To Reproduce Steps to reproduce the behavior:

  1. Go to the example notebook for the pendulum
  2. Alter the starting angle
  3. Re-create the plot at the bottom
  4. Observe that the starting position (at t = 0) is always x = 0 regardless of the starting angle.

Expected behavior A clear and concise description of what you expected to happen.

Screenshots

image
beckynevin commented 1 year ago

image ^Here's the image of the output plot from the example notebook.

bnord commented 1 year ago

Should there be a phase variable in the sine or cosine that represents or connects to the starting position/angle?

beckynevin commented 1 year ago

Currently we have:

theta_time = starting_angle_values * np.cos(np.sqrt(acceleration_values / pendulum_arm_length_values))
pos_x =  pendulum_arm_length_values * np.sin(theta_time * time)

I think it should be:

theta_time = starting_angle_values * np.cos(np.sqrt(acceleration_values / pendulum_arm_length_values) * time)
pos_x =  pendulum_arm_length_values * np.sin(theta_time)

Where the time is within the cosine argument.

beckynevin commented 1 year ago

I think the phase variable of which. you speak is the sqrt(a/L) part?
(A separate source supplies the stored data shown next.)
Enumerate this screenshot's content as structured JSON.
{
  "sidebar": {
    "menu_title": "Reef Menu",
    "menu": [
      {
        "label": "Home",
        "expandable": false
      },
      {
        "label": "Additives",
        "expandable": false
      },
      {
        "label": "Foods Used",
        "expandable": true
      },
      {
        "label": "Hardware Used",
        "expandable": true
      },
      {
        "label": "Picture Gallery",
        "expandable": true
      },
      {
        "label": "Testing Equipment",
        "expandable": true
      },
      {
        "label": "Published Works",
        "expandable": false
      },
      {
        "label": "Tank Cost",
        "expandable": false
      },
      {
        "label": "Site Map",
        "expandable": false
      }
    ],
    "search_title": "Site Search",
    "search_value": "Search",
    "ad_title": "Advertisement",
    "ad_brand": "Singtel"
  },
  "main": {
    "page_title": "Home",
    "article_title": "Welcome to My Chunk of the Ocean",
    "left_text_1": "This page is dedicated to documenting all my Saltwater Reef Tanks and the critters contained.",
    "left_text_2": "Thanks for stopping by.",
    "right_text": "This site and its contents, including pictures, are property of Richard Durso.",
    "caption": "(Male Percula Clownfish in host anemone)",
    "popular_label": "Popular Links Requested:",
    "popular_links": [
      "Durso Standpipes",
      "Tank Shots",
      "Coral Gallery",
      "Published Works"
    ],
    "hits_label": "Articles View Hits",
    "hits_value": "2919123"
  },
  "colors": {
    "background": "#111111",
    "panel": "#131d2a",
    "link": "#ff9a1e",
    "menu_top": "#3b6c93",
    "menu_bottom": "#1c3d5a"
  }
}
bnord commented 1 year ago

Hmm. I'm not able to verify or falsify on the fly right now.

Does the starting position/angle get a variable anywhere else? I think it would be emerge as a constant of integration somewhere.

Should we write down the proof to check?

beckynevin commented 1 year ago

Okay, I was able to verify this is the correct formula for the simple pendulum under the small angle approximation using this website - https://www.acs.psu.edu/drussell/Demos/Pendulum/Pendulum.html. But this brings up another issue for me. We are currently swinging the pendulum in big angles, violating the small angle approximation theta \approx sin theta. Do we need to adjust our approach?

voetberg commented 11 months ago

@beckynevin was this solved in release 2.2.0?

beckynevin commented 11 months ago

This was solved, I'm closing the issue.